だから2kgという大きさにも意味が出ます。少しずつ使いながら、減っていく途中で味が変わる。 その体験ごと売っている商品名なのだと思います。
※ 「育てる」の解釈はこちらの読みです。意図が違えばご指摘ください。アルコールの役割についての説明は一般的なものです。
木桶で1年半。
その前に、150年。
二つの時間があります。ひとつは一本の味噌が仕込まれてから出るまでの1年半。 もうひとつは、この蔵が続いてきた150年。どちらも短縮できないものです。
ステンレスのタンクなら管理も洗浄も楽になります。木桶を使い続けるのは、そこに棲みついたものごと味だからです。
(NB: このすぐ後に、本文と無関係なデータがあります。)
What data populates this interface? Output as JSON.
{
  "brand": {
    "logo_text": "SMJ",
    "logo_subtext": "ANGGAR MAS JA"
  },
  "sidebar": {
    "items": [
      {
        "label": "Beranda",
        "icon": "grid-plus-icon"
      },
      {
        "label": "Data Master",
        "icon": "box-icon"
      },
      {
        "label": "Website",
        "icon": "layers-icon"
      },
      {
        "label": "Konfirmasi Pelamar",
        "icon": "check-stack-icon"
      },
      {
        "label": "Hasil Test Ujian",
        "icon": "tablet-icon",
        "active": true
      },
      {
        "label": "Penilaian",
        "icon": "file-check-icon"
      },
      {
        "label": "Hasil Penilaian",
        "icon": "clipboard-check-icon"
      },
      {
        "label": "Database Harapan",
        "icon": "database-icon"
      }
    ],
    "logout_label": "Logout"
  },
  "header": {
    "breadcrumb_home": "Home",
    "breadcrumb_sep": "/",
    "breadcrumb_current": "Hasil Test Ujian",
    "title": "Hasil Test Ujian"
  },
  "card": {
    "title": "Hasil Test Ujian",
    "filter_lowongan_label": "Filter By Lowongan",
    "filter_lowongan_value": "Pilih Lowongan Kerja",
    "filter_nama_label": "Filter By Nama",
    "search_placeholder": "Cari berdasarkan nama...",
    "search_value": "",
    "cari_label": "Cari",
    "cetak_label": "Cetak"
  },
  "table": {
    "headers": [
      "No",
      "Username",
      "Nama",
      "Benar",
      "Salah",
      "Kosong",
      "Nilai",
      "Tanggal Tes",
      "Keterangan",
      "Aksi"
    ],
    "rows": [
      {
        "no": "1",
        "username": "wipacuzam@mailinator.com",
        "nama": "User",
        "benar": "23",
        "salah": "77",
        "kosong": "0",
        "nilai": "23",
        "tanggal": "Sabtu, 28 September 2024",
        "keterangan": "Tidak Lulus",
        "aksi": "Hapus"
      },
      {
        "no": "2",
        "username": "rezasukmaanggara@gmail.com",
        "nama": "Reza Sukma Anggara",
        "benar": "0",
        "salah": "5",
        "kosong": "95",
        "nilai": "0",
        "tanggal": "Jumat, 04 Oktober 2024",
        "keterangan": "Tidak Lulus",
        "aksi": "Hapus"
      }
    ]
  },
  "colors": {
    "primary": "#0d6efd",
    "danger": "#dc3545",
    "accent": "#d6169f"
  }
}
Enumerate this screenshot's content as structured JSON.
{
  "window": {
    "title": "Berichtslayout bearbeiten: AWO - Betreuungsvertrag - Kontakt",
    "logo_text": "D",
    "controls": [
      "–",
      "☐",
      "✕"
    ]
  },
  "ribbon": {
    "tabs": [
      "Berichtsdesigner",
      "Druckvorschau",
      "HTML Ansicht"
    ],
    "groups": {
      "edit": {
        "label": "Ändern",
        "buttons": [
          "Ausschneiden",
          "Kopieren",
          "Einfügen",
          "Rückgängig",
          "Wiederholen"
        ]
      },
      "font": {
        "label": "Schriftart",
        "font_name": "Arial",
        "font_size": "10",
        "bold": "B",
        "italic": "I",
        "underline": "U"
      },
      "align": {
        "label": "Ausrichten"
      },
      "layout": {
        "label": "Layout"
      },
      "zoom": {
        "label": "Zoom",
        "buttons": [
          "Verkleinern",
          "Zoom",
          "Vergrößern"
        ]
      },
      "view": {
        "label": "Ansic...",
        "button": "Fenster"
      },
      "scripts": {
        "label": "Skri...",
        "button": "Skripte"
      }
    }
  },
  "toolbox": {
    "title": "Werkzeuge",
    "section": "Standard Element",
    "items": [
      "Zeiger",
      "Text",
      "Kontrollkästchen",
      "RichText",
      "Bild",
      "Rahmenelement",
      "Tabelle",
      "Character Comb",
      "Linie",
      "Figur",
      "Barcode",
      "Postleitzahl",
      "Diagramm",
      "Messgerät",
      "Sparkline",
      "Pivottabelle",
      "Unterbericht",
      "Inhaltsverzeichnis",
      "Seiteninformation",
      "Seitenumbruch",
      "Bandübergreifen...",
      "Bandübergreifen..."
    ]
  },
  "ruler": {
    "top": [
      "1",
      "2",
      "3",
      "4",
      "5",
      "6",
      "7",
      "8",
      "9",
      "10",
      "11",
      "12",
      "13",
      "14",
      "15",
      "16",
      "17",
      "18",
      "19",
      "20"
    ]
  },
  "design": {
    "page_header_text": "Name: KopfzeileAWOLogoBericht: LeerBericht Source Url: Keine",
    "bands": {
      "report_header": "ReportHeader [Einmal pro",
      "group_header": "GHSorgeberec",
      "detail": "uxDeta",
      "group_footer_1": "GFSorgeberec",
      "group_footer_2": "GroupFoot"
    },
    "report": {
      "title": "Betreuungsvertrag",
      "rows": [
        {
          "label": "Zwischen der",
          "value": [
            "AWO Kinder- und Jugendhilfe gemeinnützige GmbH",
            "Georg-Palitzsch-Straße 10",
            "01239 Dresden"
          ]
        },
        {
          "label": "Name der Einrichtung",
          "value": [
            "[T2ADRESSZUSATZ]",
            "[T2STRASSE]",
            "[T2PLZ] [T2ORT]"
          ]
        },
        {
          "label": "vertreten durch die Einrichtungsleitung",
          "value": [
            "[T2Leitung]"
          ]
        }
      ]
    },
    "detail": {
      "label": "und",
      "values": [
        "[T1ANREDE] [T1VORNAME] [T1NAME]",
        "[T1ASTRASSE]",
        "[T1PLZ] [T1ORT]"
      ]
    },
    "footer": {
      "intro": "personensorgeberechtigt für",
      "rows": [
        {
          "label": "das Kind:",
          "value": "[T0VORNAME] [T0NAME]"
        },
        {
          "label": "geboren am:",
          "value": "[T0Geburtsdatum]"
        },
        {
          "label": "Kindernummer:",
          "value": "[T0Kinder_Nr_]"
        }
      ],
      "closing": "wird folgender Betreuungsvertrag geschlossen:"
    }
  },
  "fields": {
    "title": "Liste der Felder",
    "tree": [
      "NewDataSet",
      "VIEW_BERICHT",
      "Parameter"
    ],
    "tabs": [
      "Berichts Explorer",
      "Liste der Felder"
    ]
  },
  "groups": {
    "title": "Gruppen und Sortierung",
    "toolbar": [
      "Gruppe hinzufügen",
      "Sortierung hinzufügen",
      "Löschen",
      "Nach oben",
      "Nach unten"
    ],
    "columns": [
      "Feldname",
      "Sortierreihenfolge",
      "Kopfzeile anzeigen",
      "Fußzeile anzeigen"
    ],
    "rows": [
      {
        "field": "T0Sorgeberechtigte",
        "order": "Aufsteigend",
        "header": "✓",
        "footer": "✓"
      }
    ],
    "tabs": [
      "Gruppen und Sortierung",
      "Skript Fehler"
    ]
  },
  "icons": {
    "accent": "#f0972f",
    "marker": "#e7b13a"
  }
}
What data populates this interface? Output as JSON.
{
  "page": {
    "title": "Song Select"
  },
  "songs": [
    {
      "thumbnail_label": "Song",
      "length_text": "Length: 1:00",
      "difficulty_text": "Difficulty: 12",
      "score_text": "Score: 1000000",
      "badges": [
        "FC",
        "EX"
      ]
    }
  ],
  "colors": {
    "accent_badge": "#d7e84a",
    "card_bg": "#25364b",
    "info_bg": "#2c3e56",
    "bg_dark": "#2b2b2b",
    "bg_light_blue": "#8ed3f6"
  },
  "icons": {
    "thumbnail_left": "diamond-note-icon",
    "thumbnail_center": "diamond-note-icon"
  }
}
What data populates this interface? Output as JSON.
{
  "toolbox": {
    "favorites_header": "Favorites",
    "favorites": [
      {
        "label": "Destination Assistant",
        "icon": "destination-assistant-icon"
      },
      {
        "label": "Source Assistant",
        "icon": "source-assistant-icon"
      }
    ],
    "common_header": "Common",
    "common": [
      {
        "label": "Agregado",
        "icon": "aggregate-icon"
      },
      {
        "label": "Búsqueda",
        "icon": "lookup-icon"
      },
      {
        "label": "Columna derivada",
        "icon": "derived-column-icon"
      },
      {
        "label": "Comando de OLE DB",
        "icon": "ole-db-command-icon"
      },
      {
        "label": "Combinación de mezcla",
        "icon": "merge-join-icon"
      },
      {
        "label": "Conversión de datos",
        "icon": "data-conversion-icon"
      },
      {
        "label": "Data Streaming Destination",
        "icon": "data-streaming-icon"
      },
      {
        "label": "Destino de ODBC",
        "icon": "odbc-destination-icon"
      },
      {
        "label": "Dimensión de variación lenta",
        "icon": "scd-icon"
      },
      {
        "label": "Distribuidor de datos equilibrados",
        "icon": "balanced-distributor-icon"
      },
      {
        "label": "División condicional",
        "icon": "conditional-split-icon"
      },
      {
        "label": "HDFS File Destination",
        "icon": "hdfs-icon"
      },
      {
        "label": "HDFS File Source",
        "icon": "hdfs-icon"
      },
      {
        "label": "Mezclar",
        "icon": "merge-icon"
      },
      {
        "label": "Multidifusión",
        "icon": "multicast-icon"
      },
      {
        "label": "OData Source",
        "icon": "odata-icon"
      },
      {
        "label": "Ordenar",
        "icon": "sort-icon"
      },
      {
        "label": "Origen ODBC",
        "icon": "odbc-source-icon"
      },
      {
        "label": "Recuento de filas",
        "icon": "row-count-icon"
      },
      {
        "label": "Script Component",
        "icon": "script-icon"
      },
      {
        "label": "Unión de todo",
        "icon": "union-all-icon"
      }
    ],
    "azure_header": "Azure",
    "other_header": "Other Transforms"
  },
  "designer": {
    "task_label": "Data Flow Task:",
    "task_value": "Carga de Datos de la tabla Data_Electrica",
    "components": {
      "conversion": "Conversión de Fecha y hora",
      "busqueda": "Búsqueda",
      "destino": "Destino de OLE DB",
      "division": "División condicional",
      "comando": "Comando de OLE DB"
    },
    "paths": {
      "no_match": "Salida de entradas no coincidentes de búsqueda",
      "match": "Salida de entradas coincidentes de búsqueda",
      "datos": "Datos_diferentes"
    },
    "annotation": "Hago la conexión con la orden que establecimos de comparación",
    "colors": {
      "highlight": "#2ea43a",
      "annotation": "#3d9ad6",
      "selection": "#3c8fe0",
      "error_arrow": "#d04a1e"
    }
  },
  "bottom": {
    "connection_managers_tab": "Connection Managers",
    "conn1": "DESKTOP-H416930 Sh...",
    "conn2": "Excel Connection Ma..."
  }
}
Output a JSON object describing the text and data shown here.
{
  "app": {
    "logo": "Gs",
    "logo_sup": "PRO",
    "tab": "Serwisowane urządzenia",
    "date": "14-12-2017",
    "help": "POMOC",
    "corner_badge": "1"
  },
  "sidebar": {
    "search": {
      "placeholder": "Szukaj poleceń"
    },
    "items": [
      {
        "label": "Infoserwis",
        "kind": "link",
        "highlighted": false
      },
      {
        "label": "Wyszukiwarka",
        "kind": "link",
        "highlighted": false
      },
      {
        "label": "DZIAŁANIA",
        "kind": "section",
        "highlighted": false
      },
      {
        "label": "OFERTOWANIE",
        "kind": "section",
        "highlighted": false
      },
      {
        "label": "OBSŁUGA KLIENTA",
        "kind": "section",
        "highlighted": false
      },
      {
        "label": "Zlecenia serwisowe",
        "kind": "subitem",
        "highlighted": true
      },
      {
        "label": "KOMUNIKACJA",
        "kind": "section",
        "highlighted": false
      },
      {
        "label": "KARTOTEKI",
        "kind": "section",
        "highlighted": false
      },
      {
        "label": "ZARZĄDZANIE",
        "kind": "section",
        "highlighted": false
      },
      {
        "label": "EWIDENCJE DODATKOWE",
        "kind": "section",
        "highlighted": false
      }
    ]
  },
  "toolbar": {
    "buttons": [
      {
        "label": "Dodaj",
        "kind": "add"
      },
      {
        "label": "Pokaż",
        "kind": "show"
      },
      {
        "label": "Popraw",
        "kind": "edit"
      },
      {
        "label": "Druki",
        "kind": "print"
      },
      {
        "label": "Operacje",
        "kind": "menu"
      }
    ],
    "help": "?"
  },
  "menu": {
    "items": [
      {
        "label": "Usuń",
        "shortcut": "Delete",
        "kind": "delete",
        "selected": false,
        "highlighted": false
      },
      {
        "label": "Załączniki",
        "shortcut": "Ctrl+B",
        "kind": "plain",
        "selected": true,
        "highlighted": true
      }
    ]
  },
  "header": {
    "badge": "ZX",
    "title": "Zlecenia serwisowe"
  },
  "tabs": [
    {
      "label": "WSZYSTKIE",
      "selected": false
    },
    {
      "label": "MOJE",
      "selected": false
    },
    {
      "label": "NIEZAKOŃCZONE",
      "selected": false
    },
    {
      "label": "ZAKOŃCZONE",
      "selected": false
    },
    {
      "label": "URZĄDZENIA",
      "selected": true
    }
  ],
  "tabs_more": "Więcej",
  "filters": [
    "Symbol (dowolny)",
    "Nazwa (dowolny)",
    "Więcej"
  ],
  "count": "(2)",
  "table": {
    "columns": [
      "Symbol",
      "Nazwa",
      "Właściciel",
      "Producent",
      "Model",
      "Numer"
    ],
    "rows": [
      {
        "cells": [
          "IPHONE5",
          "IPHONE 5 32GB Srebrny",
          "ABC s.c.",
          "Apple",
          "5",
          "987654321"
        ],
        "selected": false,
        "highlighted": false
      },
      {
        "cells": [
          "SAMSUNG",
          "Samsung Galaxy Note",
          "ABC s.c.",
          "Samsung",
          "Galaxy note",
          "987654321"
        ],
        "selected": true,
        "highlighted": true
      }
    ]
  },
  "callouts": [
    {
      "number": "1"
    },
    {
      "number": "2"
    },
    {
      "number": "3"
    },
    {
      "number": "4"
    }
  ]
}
味噌と醤油は、仕込んで待つ商売です。150年というのは、待ち続けた回数のことでもあります。
味噌の棚に、
パンが三個。
七宝味噌メロンパン【3個セット】
生みそや醤油と同じ列に並んでいますが、これは調味料ではなくそのまま食べるお菓子です。 味噌を買いに来た人の導線にはなく、お菓子を探している人はこの店に辿り着きません。 蔵の味噌を使ったパン、という説明が一段あるだけで、いちばん手が伸びやすい入口になります。